Puis, dans d'autres moments, en écoutant cette voix si douce, si pure et si harmonieuse, en interrogeant ce regard si limpide, qui semblait ne pas craindre que par lui on pût lire jusqu'au plus profond de son âme, Maurice en arrivait à croire qu'il était impossible qu'une pareille créature pût tromper, et alors il éprouvait une joie amère à songer que ce beau corps; âme et matière, appartenait à ce bon bourgeois au sourire honnête, aux plaisanteries vulgaires, et ne serait jamais qu'à lui.
On parla politique, ce ne pouvait guère être autrement. Que dire à une époque où la politique se mêlait à tout, était peinte au fond des assiettes, couvrait toutes les murailles, était proclamée à chaque heure dans les rues?
Tout à coup un des convives, qui jusque-là avait gardé le silence, demanda des nouvelles des prisonniers du Temple.
Maurice tressaillit malgré lui au timbre de cette voix. Il avait reconnu l'homme qui, toujours pour les moyens extrêmes, l'avait d'abord frappé de son couteau, et avait ensuite voté pour la mort.
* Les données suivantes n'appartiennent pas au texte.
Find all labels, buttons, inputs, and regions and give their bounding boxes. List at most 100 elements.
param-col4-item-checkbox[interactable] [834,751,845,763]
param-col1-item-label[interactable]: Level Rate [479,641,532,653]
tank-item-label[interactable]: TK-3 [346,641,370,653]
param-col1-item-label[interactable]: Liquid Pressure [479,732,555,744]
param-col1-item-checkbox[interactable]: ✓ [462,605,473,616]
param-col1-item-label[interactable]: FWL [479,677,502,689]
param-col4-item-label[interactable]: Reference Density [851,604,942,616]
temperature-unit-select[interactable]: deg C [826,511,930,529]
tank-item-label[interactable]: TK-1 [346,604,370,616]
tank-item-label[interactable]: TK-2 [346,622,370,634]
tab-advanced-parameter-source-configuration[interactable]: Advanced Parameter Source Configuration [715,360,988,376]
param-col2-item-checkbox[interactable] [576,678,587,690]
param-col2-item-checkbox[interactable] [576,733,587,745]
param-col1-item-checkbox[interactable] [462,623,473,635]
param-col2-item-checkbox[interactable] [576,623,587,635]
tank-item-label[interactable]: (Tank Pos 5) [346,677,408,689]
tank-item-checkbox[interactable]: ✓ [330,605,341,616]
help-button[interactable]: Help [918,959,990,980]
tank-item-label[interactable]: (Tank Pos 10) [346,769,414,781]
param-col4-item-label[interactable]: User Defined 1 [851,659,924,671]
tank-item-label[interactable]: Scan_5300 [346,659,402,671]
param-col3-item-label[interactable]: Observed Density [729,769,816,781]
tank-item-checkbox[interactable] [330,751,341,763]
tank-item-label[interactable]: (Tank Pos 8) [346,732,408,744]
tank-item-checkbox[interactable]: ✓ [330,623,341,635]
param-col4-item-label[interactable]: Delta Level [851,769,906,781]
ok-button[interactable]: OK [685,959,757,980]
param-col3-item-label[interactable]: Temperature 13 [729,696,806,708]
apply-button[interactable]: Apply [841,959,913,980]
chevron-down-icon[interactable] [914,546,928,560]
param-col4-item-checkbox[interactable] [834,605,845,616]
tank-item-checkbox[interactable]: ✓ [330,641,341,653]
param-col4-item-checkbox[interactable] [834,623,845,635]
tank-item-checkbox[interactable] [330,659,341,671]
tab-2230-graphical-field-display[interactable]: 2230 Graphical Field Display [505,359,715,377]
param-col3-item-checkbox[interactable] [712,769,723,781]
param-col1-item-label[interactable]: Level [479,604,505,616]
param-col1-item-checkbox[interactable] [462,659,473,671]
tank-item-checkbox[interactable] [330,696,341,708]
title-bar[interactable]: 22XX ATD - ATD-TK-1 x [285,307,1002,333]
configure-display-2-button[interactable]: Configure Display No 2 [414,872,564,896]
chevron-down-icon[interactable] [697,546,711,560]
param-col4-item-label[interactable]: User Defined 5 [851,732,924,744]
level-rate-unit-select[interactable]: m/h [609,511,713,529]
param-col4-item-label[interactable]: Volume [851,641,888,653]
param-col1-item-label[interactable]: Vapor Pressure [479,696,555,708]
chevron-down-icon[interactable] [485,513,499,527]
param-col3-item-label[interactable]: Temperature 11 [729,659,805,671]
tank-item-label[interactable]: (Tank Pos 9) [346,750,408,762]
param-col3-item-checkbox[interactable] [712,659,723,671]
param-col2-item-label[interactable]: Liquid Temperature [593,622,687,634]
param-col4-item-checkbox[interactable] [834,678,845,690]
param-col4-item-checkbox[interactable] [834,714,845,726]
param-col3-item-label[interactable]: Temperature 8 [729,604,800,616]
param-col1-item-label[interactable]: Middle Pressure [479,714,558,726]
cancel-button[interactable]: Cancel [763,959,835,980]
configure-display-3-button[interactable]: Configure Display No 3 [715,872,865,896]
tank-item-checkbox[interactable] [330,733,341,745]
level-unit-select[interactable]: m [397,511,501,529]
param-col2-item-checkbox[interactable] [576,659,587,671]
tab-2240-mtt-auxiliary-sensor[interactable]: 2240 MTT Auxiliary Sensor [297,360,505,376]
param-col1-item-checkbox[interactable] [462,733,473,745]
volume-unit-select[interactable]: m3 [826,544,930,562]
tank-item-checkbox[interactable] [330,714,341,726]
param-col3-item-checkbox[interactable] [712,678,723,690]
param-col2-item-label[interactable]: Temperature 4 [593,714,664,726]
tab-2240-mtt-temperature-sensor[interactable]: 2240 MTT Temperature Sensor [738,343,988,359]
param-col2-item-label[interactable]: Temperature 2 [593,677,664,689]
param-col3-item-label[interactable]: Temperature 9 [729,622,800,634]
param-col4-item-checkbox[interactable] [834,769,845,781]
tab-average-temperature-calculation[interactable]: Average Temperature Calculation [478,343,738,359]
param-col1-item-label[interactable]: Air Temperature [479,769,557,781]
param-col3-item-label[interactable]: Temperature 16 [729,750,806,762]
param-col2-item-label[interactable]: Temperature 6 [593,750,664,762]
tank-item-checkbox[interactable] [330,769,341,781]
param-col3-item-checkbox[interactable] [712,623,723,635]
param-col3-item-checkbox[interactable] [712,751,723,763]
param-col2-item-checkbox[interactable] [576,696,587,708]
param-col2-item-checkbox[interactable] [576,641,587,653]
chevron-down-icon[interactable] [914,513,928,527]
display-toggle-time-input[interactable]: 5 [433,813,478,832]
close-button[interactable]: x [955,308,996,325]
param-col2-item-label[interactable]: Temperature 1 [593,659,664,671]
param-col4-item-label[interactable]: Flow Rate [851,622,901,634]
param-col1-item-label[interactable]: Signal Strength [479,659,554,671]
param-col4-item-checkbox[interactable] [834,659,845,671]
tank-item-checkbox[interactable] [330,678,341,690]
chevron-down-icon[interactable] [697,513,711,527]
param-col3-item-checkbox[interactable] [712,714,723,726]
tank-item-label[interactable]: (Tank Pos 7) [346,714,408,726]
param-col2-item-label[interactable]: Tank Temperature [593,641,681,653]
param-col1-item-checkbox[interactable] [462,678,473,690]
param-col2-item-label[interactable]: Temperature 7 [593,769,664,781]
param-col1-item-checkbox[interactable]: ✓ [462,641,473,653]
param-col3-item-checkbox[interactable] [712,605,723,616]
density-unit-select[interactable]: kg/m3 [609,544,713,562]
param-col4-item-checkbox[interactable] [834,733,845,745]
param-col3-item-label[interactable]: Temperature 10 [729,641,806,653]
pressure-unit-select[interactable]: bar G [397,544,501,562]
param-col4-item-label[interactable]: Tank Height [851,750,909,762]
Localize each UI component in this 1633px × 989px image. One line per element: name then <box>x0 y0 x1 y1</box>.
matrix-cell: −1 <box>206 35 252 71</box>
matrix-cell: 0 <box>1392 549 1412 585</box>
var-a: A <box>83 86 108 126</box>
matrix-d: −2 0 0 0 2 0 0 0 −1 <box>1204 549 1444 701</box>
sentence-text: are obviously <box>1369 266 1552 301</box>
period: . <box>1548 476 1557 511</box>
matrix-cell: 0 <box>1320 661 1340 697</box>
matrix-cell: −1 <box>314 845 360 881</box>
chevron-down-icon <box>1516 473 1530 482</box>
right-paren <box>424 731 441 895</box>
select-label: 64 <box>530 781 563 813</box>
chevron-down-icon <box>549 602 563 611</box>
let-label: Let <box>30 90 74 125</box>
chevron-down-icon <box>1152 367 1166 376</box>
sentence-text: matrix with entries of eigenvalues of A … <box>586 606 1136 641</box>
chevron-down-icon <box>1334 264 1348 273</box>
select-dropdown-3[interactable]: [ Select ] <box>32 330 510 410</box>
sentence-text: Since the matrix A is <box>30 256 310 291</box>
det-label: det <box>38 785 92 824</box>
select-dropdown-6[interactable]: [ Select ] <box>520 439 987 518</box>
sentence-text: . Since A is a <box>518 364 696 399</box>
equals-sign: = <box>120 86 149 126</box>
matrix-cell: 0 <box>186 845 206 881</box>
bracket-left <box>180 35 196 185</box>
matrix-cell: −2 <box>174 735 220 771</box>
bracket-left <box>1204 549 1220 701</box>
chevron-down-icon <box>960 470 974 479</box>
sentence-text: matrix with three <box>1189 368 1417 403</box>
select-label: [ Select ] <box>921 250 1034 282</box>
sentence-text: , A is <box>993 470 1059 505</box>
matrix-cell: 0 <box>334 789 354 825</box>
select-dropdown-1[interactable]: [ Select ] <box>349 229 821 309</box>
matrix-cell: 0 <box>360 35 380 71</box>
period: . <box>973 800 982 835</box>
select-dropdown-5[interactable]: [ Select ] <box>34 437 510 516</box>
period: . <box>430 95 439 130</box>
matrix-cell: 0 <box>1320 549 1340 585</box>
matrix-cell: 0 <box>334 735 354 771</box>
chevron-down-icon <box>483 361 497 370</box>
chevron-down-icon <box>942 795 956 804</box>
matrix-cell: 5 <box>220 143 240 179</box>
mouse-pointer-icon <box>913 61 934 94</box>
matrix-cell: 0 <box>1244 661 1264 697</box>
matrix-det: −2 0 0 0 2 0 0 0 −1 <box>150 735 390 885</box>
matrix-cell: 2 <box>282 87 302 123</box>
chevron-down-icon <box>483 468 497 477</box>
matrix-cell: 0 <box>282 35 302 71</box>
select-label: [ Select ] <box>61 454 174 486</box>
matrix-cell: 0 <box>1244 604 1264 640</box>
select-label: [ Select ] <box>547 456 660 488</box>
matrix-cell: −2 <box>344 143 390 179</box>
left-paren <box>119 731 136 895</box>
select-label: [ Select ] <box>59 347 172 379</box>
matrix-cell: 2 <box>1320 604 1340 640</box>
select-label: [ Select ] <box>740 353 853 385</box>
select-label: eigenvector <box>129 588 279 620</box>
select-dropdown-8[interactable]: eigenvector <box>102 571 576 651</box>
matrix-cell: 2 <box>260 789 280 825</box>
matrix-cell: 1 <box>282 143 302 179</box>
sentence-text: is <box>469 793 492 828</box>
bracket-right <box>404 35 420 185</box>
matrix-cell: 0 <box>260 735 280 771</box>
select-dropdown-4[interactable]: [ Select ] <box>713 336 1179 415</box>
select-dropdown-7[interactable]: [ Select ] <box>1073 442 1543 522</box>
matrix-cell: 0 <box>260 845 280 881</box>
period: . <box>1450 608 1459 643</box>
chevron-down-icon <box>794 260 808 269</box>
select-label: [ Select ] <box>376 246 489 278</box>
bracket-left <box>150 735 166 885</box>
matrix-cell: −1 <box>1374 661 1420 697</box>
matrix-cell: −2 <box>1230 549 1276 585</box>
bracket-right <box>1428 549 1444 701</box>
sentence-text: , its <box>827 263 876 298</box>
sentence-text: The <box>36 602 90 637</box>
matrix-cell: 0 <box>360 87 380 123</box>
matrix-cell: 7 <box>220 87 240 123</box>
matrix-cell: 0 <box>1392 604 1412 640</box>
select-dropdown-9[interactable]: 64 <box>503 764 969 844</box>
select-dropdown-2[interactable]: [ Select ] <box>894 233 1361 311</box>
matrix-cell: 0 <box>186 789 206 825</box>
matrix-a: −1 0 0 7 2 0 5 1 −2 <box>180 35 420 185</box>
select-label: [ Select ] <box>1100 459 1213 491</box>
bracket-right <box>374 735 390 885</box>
Cependant cet homme, honnête tanneur, chef de l'atelier, du moins Dixmer le proclama tel, réveilla bientôt la belle humeur de Maurice en exprimant les idées les plus patriotiques et les principes les plus révolutionnaires. Le jeune homme, dans certaines circonstances, n'était point ennemi de ces mesures vigoureuses, si fort à la mode à cette époque, et dont Danton était l'apôtre et le héros. À la place de cet homme, dont l'arme et la voix lui avaient fait éprouver et lui faisaient éprouver encore de si poignantes sensations, il n'eût pas assassiné celui qu'il eût pris pour un espion, mais il l'eût lâché dans un jardin, et là, à armes égales, un sabre à la main comme son adversaire, il l'eût combattu sans merci, sans miséricorde. Voilà ce qu'eût fait Maurice. Mais il comprit bientôt que c'était trop demander d'un garçon tanneur, que de demander qu'il fît ce que Maurice aurait fait.
Cet homme aux mesures extrêmes, et qui paraissait voir dans ses idées politiques les mêmes systèmes violents que dans sa conduite privée, parlait donc du Temple, et s'étonnait que l'on confiât la garde de ses prisonniers à un conseil permanent, facile à corrompre, et à des municipaux dont la fidélité avait été plus d'une fois déjà tentée.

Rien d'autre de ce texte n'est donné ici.